Detalhes vazados da reunião entre Netanyahu e Witkoff podem conter elementos de “teatro para dar cobertura a Netanyahu para finalmente aceitar um acordo”, disse Matt Duss, vice-presidente executivo do Centro de Política Internacional e ex-conselheiro de política externa do senador Bernie. Sanders “Mas também acho que o facto é que Netanyahu entende que Trump está a assumir o cargo. Ele deixou claro que quer que esta guerra termine, e Trump opera de acordo com um cálculo muito diferente do de Biden.”
“Biden sempre deixou claro que não importa o que Netanyahu faça, ele continuará a ter apoio americano incondicional e irrestrito”, disse ele. “Netanyahu não pode ter certeza disso com Trump.”
Nos EUA, Biden enfrentou ataques tanto da direita como da esquerda pela forma como lidou com a guerra, bem como a raiva entre as autoridades que acreditavam que os Estados Unidos não estavam a exercer pressão suficiente sobre Israel para interromper a sua campanha em Gaza.
Dezenas de funcionários do Departamento de Estado se irritaram em público e em privado com a forma como o governo lidou com a guerra, argumentando que a recusa de Biden e seus assessores em ameaçar interromper as entregas de armas e outras ajudas a Israel durante a guerra pode ter prolongado a campanha militar. .
Um funcionário do Pentágono disse anteriormente ao Guardian que o cessar-fogo estava “a ser conduzido pela equipa de Trump… e Biden, Blinken e toda a administração garantiram o seu legado como facilitadores”.
Os republicanos pró-Trump têm sido igualmente contundentes sobre os esforços de Biden para acabar com a guerra, embora o considerem demasiado brando com o Hamas.
O senador John Cornyn, do Texas, disse na quinta-feira que o acordo era “encorajador, mas obviamente sabemos que o presidente Biden não foi o melhor negociador quando se trata desses acordos”.

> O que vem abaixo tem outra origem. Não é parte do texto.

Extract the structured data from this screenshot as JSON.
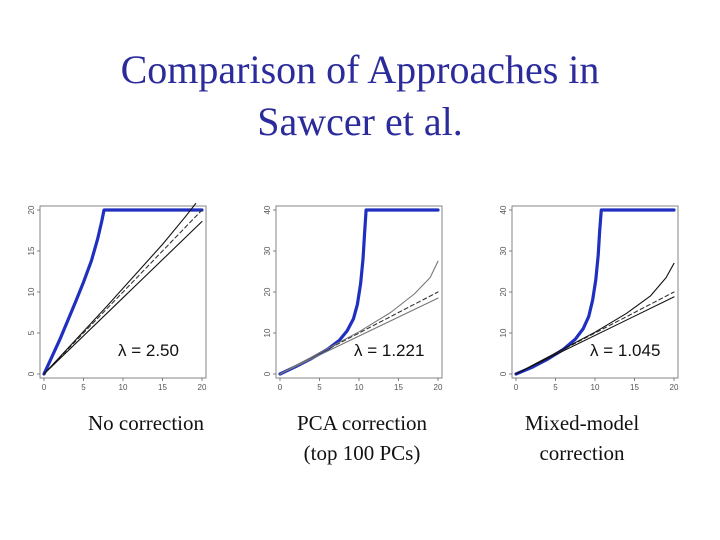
{
  "slide": {
    "title_lines": [
      "Comparison of Approaches in",
      "Sawcer et al."
    ],
    "title_color": "#2b2b9c"
  },
  "captions": [
    [
      "No correction"
    ],
    [
      "PCA correction",
      "(top 100 PCs)"
    ],
    [
      "Mixed-model",
      "correction"
    ]
  ],
  "chart_data": [
    {
      "type": "scatter",
      "title": "",
      "xlabel": "",
      "ylabel": "",
      "xlim": [
        0,
        20
      ],
      "ylim": [
        0,
        20
      ],
      "xticks": [
        "0",
        "5",
        "10",
        "15",
        "20"
      ],
      "yticks": [
        "0",
        "5",
        "10",
        "15",
        "20"
      ],
      "annotation": "λ = 2.50",
      "series": [
        {
          "points": [
            [
              0,
              0
            ],
            [
              1,
              2.1
            ],
            [
              2,
              4.2
            ],
            [
              3,
              6.5
            ],
            [
              4,
              8.8
            ],
            [
              5,
              11.2
            ],
            [
              6,
              13.8
            ],
            [
              6.8,
              16.5
            ],
            [
              7.3,
              18.6
            ],
            [
              7.6,
              20
            ],
            [
              9,
              20
            ],
            [
              12,
              20
            ],
            [
              15,
              20
            ],
            [
              18,
              20
            ],
            [
              20,
              20
            ]
          ],
          "color": "#1f2fbf"
        },
        {
          "points": [
            [
              0,
              0
            ],
            [
              20,
              20
            ]
          ],
          "color": "#333333",
          "dash": "4 3"
        },
        {
          "points": [
            [
              0,
              0
            ],
            [
              20,
              18.6
            ]
          ],
          "color": "#111111"
        },
        {
          "points": [
            [
              0,
              0
            ],
            [
              8,
              8.3
            ],
            [
              12,
              12.6
            ],
            [
              15,
              15.8
            ],
            [
              18,
              19.3
            ],
            [
              19.2,
              20.8
            ]
          ],
          "color": "#111111"
        }
      ]
    },
    {
      "type": "scatter",
      "title": "",
      "xlabel": "",
      "ylabel": "",
      "xlim": [
        0,
        20
      ],
      "ylim": [
        0,
        40
      ],
      "xticks": [
        "0",
        "5",
        "10",
        "15",
        "20"
      ],
      "yticks": [
        "0",
        "10",
        "20",
        "30",
        "40"
      ],
      "annotation": "λ = 1.221",
      "series": [
        {
          "points": [
            [
              0,
              0
            ],
            [
              2,
              1.8
            ],
            [
              4,
              3.8
            ],
            [
              6,
              6
            ],
            [
              7.5,
              8.2
            ],
            [
              8.5,
              10.5
            ],
            [
              9.3,
              13.5
            ],
            [
              9.8,
              17
            ],
            [
              10.2,
              22
            ],
            [
              10.5,
              28
            ],
            [
              10.7,
              34
            ],
            [
              10.9,
              40
            ],
            [
              12,
              40
            ],
            [
              15,
              40
            ],
            [
              18,
              40
            ],
            [
              20,
              40
            ]
          ],
          "color": "#1f2fbf"
        },
        {
          "points": [
            [
              0,
              0
            ],
            [
              20,
              20
            ]
          ],
          "color": "#333333",
          "dash": "4 3"
        },
        {
          "points": [
            [
              0,
              0
            ],
            [
              20,
              18.5
            ]
          ],
          "color": "#777777"
        },
        {
          "points": [
            [
              0,
              0
            ],
            [
              10,
              10.3
            ],
            [
              14,
              15
            ],
            [
              17,
              19.5
            ],
            [
              19,
              23.5
            ],
            [
              20,
              27.5
            ]
          ],
          "color": "#777777"
        }
      ]
    },
    {
      "type": "scatter",
      "title": "",
      "xlabel": "",
      "ylabel": "",
      "xlim": [
        0,
        20
      ],
      "ylim": [
        0,
        40
      ],
      "xticks": [
        "0",
        "5",
        "10",
        "15",
        "20"
      ],
      "yticks": [
        "0",
        "10",
        "20",
        "30",
        "40"
      ],
      "annotation": "λ = 1.045",
      "series": [
        {
          "points": [
            [
              0,
              0
            ],
            [
              2,
              1.6
            ],
            [
              4,
              3.6
            ],
            [
              6,
              6
            ],
            [
              7.5,
              8.5
            ],
            [
              8.5,
              11
            ],
            [
              9.2,
              14
            ],
            [
              9.7,
              18
            ],
            [
              10.1,
              23
            ],
            [
              10.4,
              29
            ],
            [
              10.6,
              35
            ],
            [
              10.8,
              40
            ],
            [
              12,
              40
            ],
            [
              15,
              40
            ],
            [
              18,
              40
            ],
            [
              20,
              40
            ]
          ],
          "color": "#1f2fbf"
        },
        {
          "points": [
            [
              0,
              0
            ],
            [
              20,
              20
            ]
          ],
          "color": "#333333",
          "dash": "4 3"
        },
        {
          "points": [
            [
              0,
              0
            ],
            [
              20,
              18.8
            ]
          ],
          "color": "#111111"
        },
        {
          "points": [
            [
              0,
              0
            ],
            [
              10,
              10.2
            ],
            [
              14,
              14.8
            ],
            [
              17,
              19
            ],
            [
              19,
              23.5
            ],
            [
              20,
              27
            ]
          ],
          "color": "#111111"
        }
      ]
    }
  ]
}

Trump já tinha alertado que “todo o inferno iria explodir no Médio Oriente” se um acordo não fosse alcançado antes da sua tomada de posse.
Questionado sobre se essas ameaças podem ter levado ao cessar-fogo, Cornyn respondeu: “Não acredito em coincidências. Portanto, acredito que o Presidente Trump teve um impacto neste acordo. E obviamente a administração Biden está ansiosa para encerrar isso.”
No entanto, a raiva mais aguda contra Biden por causa da guerra foi expressa pelos progressistas, que disseram que o apoio esmagador da administração a Israel pode ter prolongado a guerra e custado à campanha de Harris votos cruciais à esquerda nas eleições de Novembro.
O cessar-fogo chegou tarde demais, disseram alguns, e pouco contribuiria para polir o legado de Biden na política externa.
“Ninguém vai acreditar que Biden entregou este cessar-fogo. Ninguém”, disse Duss. “Ele continuou a dar cobertura política a Netanyahu, mesmo quando Netanyahu minou repetidamente a possibilidade de um cessar-fogo.”